Anna abriu o armário do corredor. Pegou a mala dele. Abriu e jogou dentro as camisas.
— Cinco minutos. Ou começo a jogar tudo pela janela. Escolhe: tua mãe ou o apartamento.
Deixa as chaves na mesa. E leva a panela de borscht também. É da tua mãe. Dá pra sentir pelo gosto.
Vasíli olhava pra ela com o mesmo olhar que os gatos têm diante da geladeira fechada.
Esperando que alguém volte e abra.
— Anya…
— Acabou, Vasya. Não acredito mais que você vá crescer. Quarenta anos — e ainda debaixo da saia.
Um filho assim eu não quero. E marido, menos ainda.
Elena Mikhailovna bateu a porta do quarto e voltou com a própria bolsa.
A dela, com as “coisas pessoais”: a pressão alta, o controle, os conselhos e a eterna frase: “Na nossa casa nunca se fez assim”.

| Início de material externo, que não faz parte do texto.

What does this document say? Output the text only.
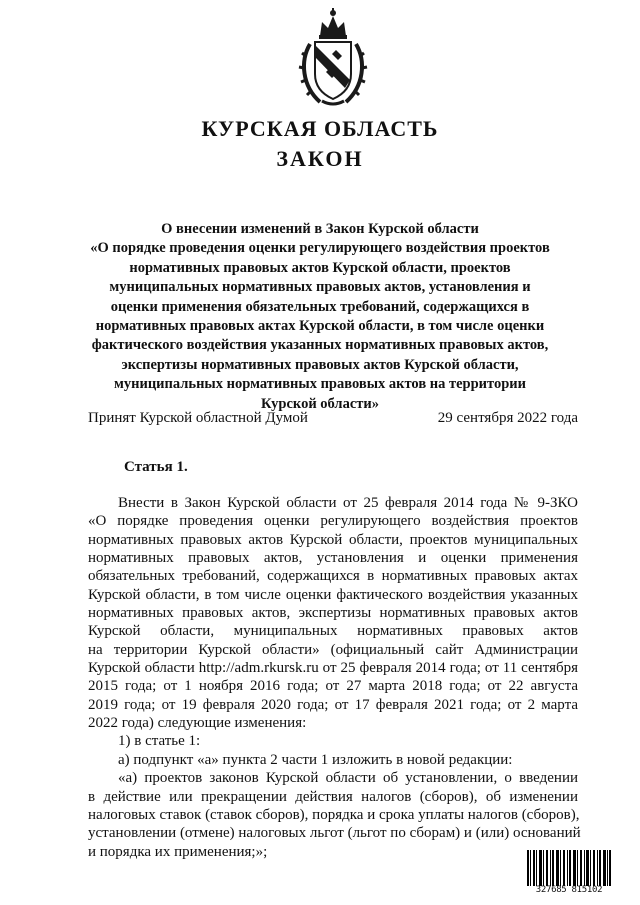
КУРСКАЯ ОБЛАСТЬ
ЗАКОН
О внесении изменений в Закон Курской области
«О порядке проведения оценки регулирующего воздействия проектов
нормативных правовых актов Курской области, проектов
муниципальных нормативных правовых актов, установления и
оценки применения обязательных требований, содержащихся в
нормативных правовых актах Курской области, в том числе оценки
фактического воздействия указанных нормативных правовых актов,
экспертизы нормативных правовых актов Курской области,
муниципальных нормативных правовых актов на территории
Курской области»
Принят Курской областной Думой	29 сентября 2022 года
Статья 1.
Внести в Закон Курской области от 25 февраля 2014 года № 9-ЗКО
«О порядке проведения оценки регулирующего воздействия проектов
нормативных правовых актов Курской области, проектов муниципальных
нормативных правовых актов, установления и оценки применения
обязательных требований, содержащихся в нормативных правовых актах
Курской области, в том числе оценки фактического воздействия указанных
нормативных правовых актов, экспертизы нормативных правовых актов
Курской области, муниципальных нормативных правовых актов
на территории Курской области» (официальный сайт Администрации
Курской области http://adm.rkursk.ru от 25 февраля 2014 года; от 11 сентября
2015 года; от 1 ноября 2016 года; от 27 марта 2018 года; от 22 августа
2019 года; от 19 февраля 2020 года; от 17 февраля 2021 года; от 2 марта
2022 года) следующие изменения:
1) в статье 1:
а) подпункт «а» пункта 2 части 1 изложить в новой редакции:
«а) проектов законов Курской области об установлении, о введении
в действие или прекращении действия налогов (сборов), об изменении
налоговых ставок (ставок сборов), порядка и срока уплаты налогов (сборов),
установлении (отмене) налоговых льгот (льгот по сборам) и (или) оснований
и порядка их применения;»;
327685 815102
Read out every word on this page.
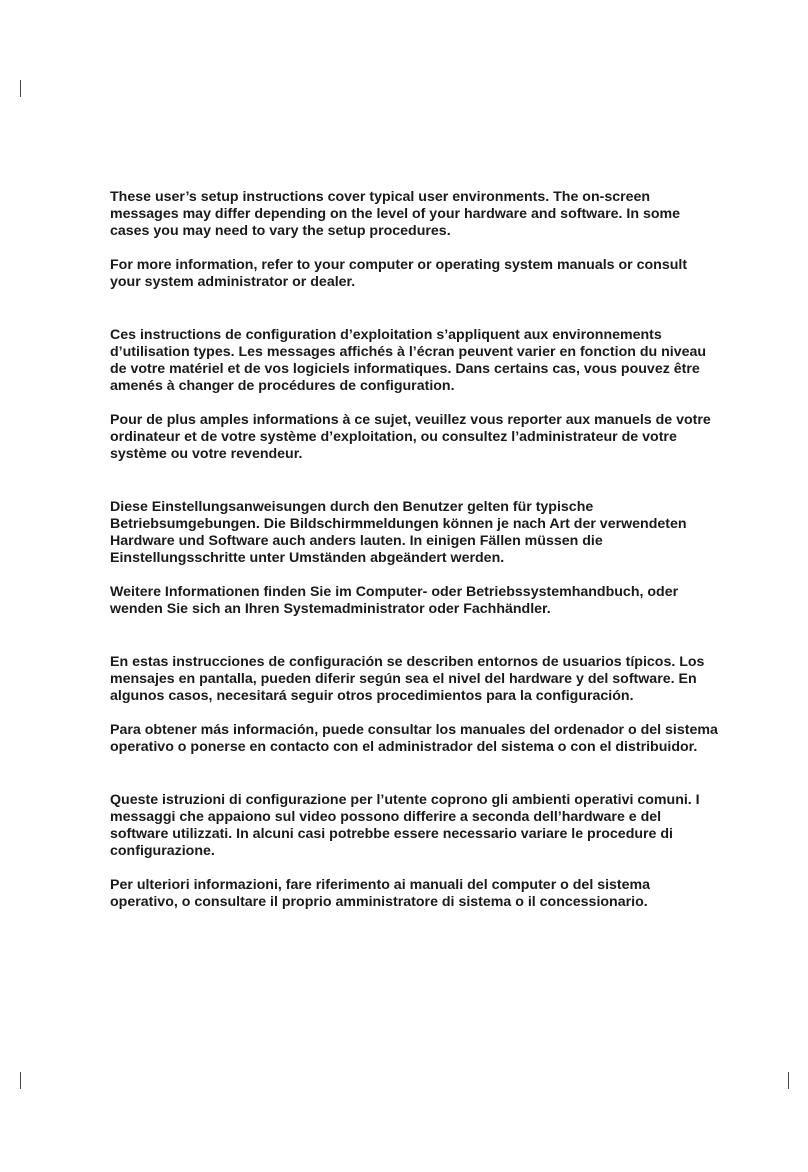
These user’s setup instructions cover typical user environments. The on-screen
messages may differ depending on the level of your hardware and software. In some
cases you may need to vary the setup procedures.

For more information, refer to your computer or operating system manuals or consult
your system administrator or dealer.

Ces instructions de configuration d’exploitation s’appliquent aux environnements
d’utilisation types. Les messages affichés à l’écran peuvent varier en fonction du niveau
de votre matériel et de vos logiciels informatiques. Dans certains cas, vous pouvez être
amenés à changer de procédures de configuration.

Pour de plus amples informations à ce sujet, veuillez vous reporter aux manuels de votre
ordinateur et de votre système d’exploitation, ou consultez l’administrateur de votre
système ou votre revendeur.

Diese Einstellungsanweisungen durch den Benutzer gelten für typische
Betriebsumgebungen. Die Bildschirmmeldungen können je nach Art der verwendeten
Hardware und Software auch anders lauten. In einigen Fällen müssen die
Einstellungsschritte unter Umständen abgeändert werden.

Weitere Informationen finden Sie im Computer- oder Betriebssystemhandbuch, oder
wenden Sie sich an Ihren Systemadministrator oder Fachhändler.

En estas instrucciones de configuración se describen entornos de usuarios típicos. Los
mensajes en pantalla, pueden diferir según sea el nivel del hardware y del software. En
algunos casos, necesitará seguir otros procedimientos para la configuración.

Para obtener más información, puede consultar los manuales del ordenador o del sistema
operativo o ponerse en contacto con el administrador del sistema o con el distribuidor.

Queste istruzioni di configurazione per l’utente coprono gli ambienti operativi comuni. I
messaggi che appaiono sul video possono differire a seconda dell’hardware e del
software utilizzati. In alcuni casi potrebbe essere necessario variare le procedure di
configurazione.

Per ulteriori informazioni, fare riferimento ai manuali del computer o del sistema
operativo, o consultare il proprio amministratore di sistema o il concessionario.
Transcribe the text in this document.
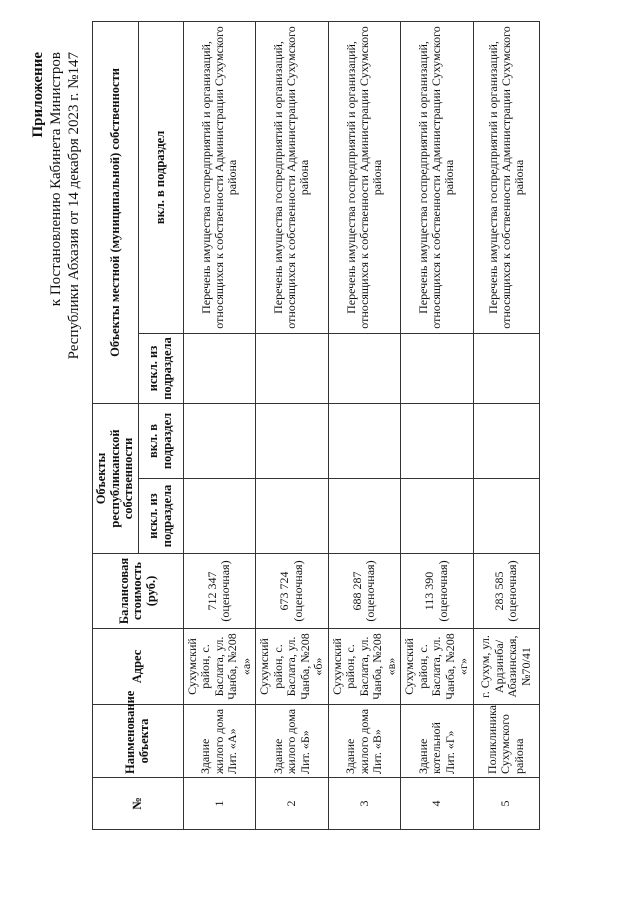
Приложение к Постановлению Кабинета Министров Республики Абхазия от 14 декабря 2023 г. №147
№	Наименование объекта	Адрес	Балансовая стоимость (руб.)	Объекты республиканской собственности		Объекты местной (муниципальной) собственности	
				искл. из подраздела	вкл. в подраздел	искл. из подраздела	вкл. в подраздел
1	Здание жилого дома Лит. «А»	Сухумский район, с. Баслата, ул. Чанба, №208 «а»	712 347 (оценочная)				Перечень имущества госпредприятий и организаций, относящихся к собственности Администрации Сухумского района
2	Здание жилого дома Лит. «Б»	Сухумский район, с. Баслата, ул. Чанба, №208 «б»	673 724 (оценочная)				Перечень имущества госпредприятий и организаций, относящихся к собственности Администрации Сухумского района
3	Здание жилого дома Лит. «В»	Сухумский район, с. Баслата, ул. Чанба, №208 «в»	688 287 (оценочная)				Перечень имущества госпредприятий и организаций, относящихся к собственности Администрации Сухумского района
4	Здание котельной Лит. «Г»	Сухумский район, с. Баслата, ул. Чанба, №208 «г»	113 390 (оценочная)				Перечень имущества госпредприятий и организаций, относящихся к собственности Администрации Сухумского района
5	Поликлиника Сухумского района	г. Сухум, ул. Ардзинба/ Абазинская, №70/41	283 585 (оценочная)				Перечень имущества госпредприятий и организаций, относящихся к собственности Администрации Сухумского района
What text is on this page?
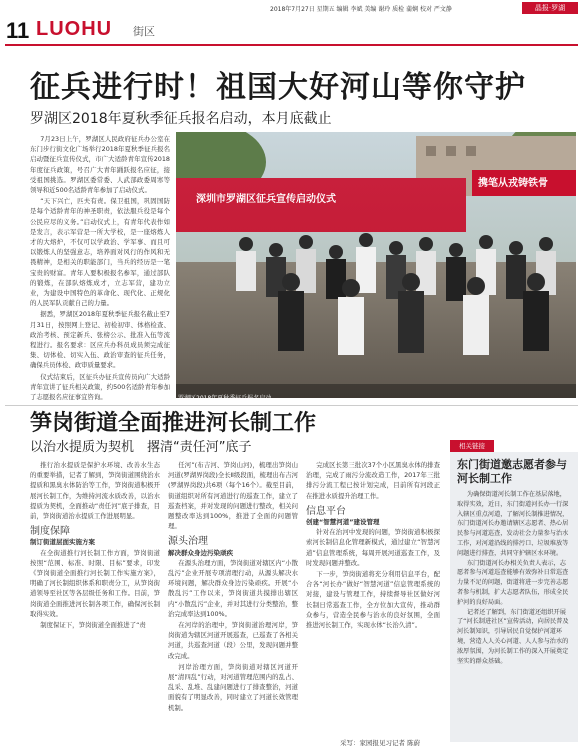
11 LUOHU 街区
2018年7月27日 星期五 编辑 李斌 美编 谢玲 质检 蒲娴 校对 严文静	晶报·罗湖
征兵进行时！祖国大好河山等你守护
罗湖区2018年夏秋季征兵报名启动，本月底截止

7月23日上午，罗湖区人民政府征兵办公室在东门步行街文化广场举行2018年夏秋季征兵报名启动暨征兵宣传仪式，市广大适龄青年宣传2018年度征兵政策，号召广大青年踊跃报名应征，接受祖国挑选。罗湖区委常委、人武部政委周寒等领导和近500名适龄青年参加了启动仪式。

“天下兴亡，匹夫有责。保卫祖国，巩固国防是每个适龄青年的神圣职责，依法服兵役是每个公民应尽的义务。”启动仪式上，有青年代表作如是发言，表示军营是一所大学校，是一座熔炼人才的大熔炉，不仅可以学政治、学军事、而且可以锻炼人的坚强意志，培养面对风行的作风和无畏精神，是相关的职能部门，当兵的经历是一笔宝贵的财富。青年人要积极报名参军，通过部队的锻炼，在部队熔炼成才，立志军营，建功立业，为建设中国特色的革命化、现代化、正规化的人民军队贡献自己的力量。

据悉，罗湖区2018年夏秋季征兵报名截止至7月31日，按照网上登记、初检初审、体格检查、政治考核、预定新兵、张榜公示、批准入伍等流程进行。报名要求：区应兵办科员成员须完成征集、切体检、切实入伍、政治审查的征兵任务，确保兵员体检、政审质量要求。

仪式结束后，区征兵办征兵宣传员向广大适龄青年宣讲了征兵相关政策，约500名适龄青年参加了志愿报名应征事宜咨询。

深圳市罗湖区征兵宣传启动仪式
携笔从戎铸铁骨
罗湖区2018年夏秋季征兵报名启动。
笋岗街道全面推进河长制工作
以治水提质为契机　撂清“责任河”底子

推行治水提质是保护水环境、改善水生态的重要举措，记者了解到，笋岗街道围绕治水提质和黑臭水体防治等工作，笋岗街道积极开展河长制工作，为维持河流水质改善，以治水提质为契机，全面推动“责任河”底子排查，目前，笋岗街道治水提质工作进展明显。

制度保障
制订街道层面实施方案

在全街道推行河长制工作方面，笋岗街道按照“范围、标准、时限、目标”要求，印发《笋岗街道全面推行河长制工作实施方案》，明确了河长制组织体系和职责分工，从笋岗街道领导至社区等各层级任务和工作。目前，笋岗街道全面推进河长制各项工作，确保河长制取得实效。

制度保证下，笋岗街道全面推进了“责

任河”(布吉河、笋岗山河)，梳理出笋岗山河道(罗湖界岗段)全长Ⅱ级段面，梳理出布吉河(罗湖界岗段)共6项（每个16个）。截至目前，街道组织对所有河道进行的巡查工作，建立了巡查档案，并对发现的问题进行整改，相关问题整改率达到100%，推进了全面的问题管理。

源头治理
解决群众身边污染顽疾

在源头治理方面，笋岗街道对辖区内“小散乱污”企业开展专项清理行动，从源头解决水环境问题，解决群众身边污染顽疾。开展“小散乱污”工作以来，笋岗街道共摸排出辖区内“小散乱污”企业，并对其进行分类整治，整治完成率达到100%。

在河岸的治理中，笋岗街道治理河岸，笋岗街道为辖区河道开展巡查，已巡查了各相关河道，共巡查河道（段）公里，发现问题并整改完成。

河岸治理方面，笋岗街道对辖区河道开展“清四乱”行动，对河道管理范围内的乱占、乱采、乱堆、乱建问题进行了排查整治，河道面貌有了明显改善，同时建立了河道长效管理机制。

完成区长第三批次37个小区黑臭水体的排查治理，完成了雨污分流改造工作，2017年三批排污分流工程已按计划完成，目前所有河段正在推进水质提升治理工作。

信息平台
创建“智慧河道”建设管理

针对在治河中发现的问题，笋岗街道积极探索河长制信息化管理新模式，通过建立“智慧河道”信息管理系统，每周开展河道巡查工作，及时发现问题并整改。

下一步，笋岗街道将充分利用信息平台，配合各“河长办”做好“智慧河道”信息管理系统的对接，建设与管理工作，持续督导社区做好河长制日常巡查工作，全方位加大宣传，推动群众参与，营造全民参与治水的良好氛围，全面推进河长制工作，实现水体“长治久清”。

采写：家园报见习记者 陈蔚
相关链接
东门街道邀志愿者参与河长制工作

为确保街道河长制工作在基层落地，取得实效，近日，东门街道河长办一行深入辖区重点河道，了解河长制推进情况，东门街道河长办邀请辖区志愿者、热心居民参与河道巡查，发动社会力量参与治水工作，对河道沿线的排污口、垃圾堆放等问题进行排查，共同守护辖区水环境。

东门街道河长办相关负责人表示，志愿者参与河道巡查能够有效弥补日常巡查力量不足的问题，街道将进一步完善志愿者参与机制，扩大志愿者队伍，形成全民护河的良好局面。

记者还了解到，东门街道还组织开展了“河长制进社区”宣传活动，向居民普及河长制知识，引导居民自觉保护河道环境，营造人人关心河道、人人参与治水的浓厚氛围，为河长制工作的深入开展奠定坚实的群众基础。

Quinze minutos depois, eles se foram. Anna ficou parada na porta, como depois de um incêndio. O cheiro era de borscht, mas o que ela queria era fumar.
Foi até a cozinha, pegou sua taça, serviu-se de vinho.
Olhou pela janela. Chovia. Como mandam as boas cenas.
E de repente achou graça. Sorriu.
Primeiro de leve. Depois, abertamente.
— E não é que é verdade? Eu não sou uma tabeliã num cemitério.
Sou dona da minha vida.
Finalmente.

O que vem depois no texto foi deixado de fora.